A generation of Americans growing up with social media, interactive gaming and cellular technology has changed the opportunities for artistic creativity and the interests of the audience. What if, instead of going into a theater just to sit and watch a performance, you could become part of the process of shaping it—and even become part of the performance itself?

That notion is at the heart of Dance Engine, a project developed by Michigan State University faculty member Alison Dobbins and BYU-based Michael Kraczek and Kori Wakamatsu. Dobbins, the project director, had been looking to create something that would bring audience members into the process of shaping a work as it's being formed. When she met Kraczek at a professional conference, she realized that his background in a wide range of technical theater made him an ideal part of this idea. "When I look for collaborators," Dobbins says, "I look for people used to doing interdisciplinary work. They're comfortable with the fact that we have no idea what we're doing."
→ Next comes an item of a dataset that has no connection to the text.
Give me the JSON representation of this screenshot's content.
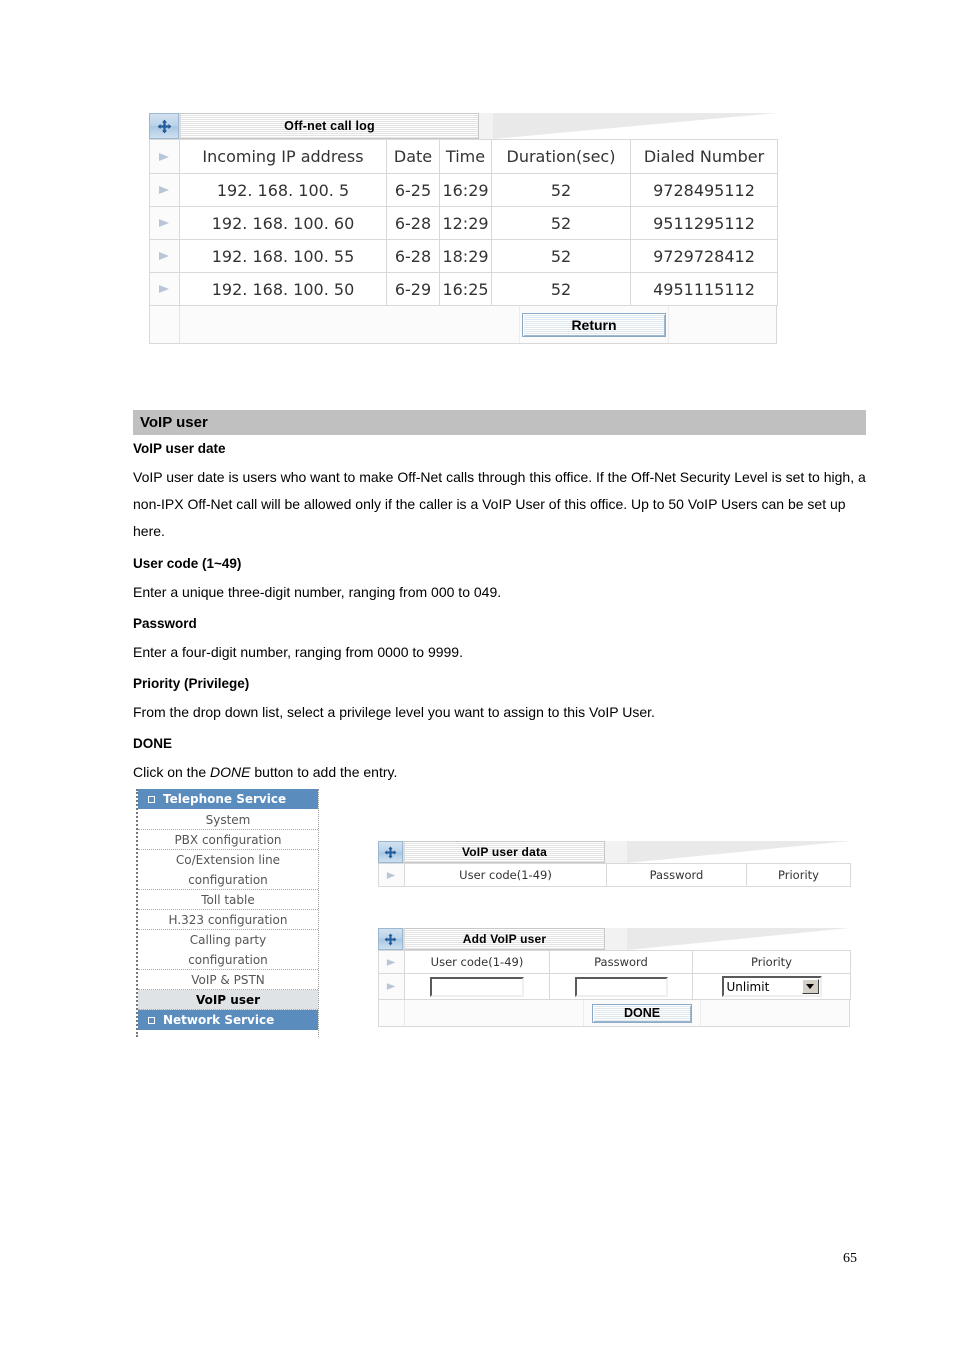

The concept evolved from Dobbins' notions about the audience controlling elements of a production, up to and including joining in the performance. There were conceptual challenges to address, including how to cue audience involvement rather than have them staring at their phones throughout a performance; "if they're looking at a screen, they're not looking at the actors on stage," she says.

So Dance Engine finds a way to prompt that interaction while still remaining focused on the activity going on in the performance space. Before the production begins, audience members are invited to visit a website on their mobile devices, and enter their seat number. Once the lights go down, audience members in individual seats are signaled by a light that they're being sent an instruction. At different points during the show, that instruction might involve choosing one of three different words to determine the tone or mood of the dancers' performance, sliding a bar up or down to slow or speed up the tempo, control the lights, or even move their phones in a way that changes the dancers' movements.
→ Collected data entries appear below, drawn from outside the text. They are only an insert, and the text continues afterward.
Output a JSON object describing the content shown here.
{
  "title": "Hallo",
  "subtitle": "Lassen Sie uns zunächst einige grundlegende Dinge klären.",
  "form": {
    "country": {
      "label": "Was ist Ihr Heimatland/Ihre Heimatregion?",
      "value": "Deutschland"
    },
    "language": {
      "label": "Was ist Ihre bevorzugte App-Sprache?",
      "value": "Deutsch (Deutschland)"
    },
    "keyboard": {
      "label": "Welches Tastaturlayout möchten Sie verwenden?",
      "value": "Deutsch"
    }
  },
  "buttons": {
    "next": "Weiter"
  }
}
It all builds to a section that invites audience members themselves to join in the dancing. "There are single- or few-word prompts to get people to move in certain ways," Dobbins says. "The dancers are there to help, but basically it becomes a flash mob."

As an example, she recalls one Dance Engine performance where there was a toddler as part of the audience, and they sent the prompt, "Follow the baby." "It took the baby a while to realize that there were 40 adults doing what it was doing, like smacking the ground with their hands," Dobbins says.

For Dobbins, this kind of interactive experience represents the changing nature of the way people consume media and entertainment, when we often watch what we want when we want, on demand. "At a very base level, we have control over what we see and when," Dobbins says. "How do you attract an audience that is ready for something like that?"

This kind of unconventional performance does, of course, come with its own unique set of challenges. For one, the dancers need to be comfortable with a work that, while it has certain fixed elements, is largely improvisational in nature, and needs to provide a foundation for audience members to feel comfortable joining in. "There is some set choreography," Dobbins says, "so that when the tempo changes, you can tell. And [the dancers] do ensemble work in rehearsal, so they have cohesion. But dancers who can act are the ones who succeed best, because they can communicate an objective. They are comfortable connecting with an audience while performing, rather than being objects for the audience to watch."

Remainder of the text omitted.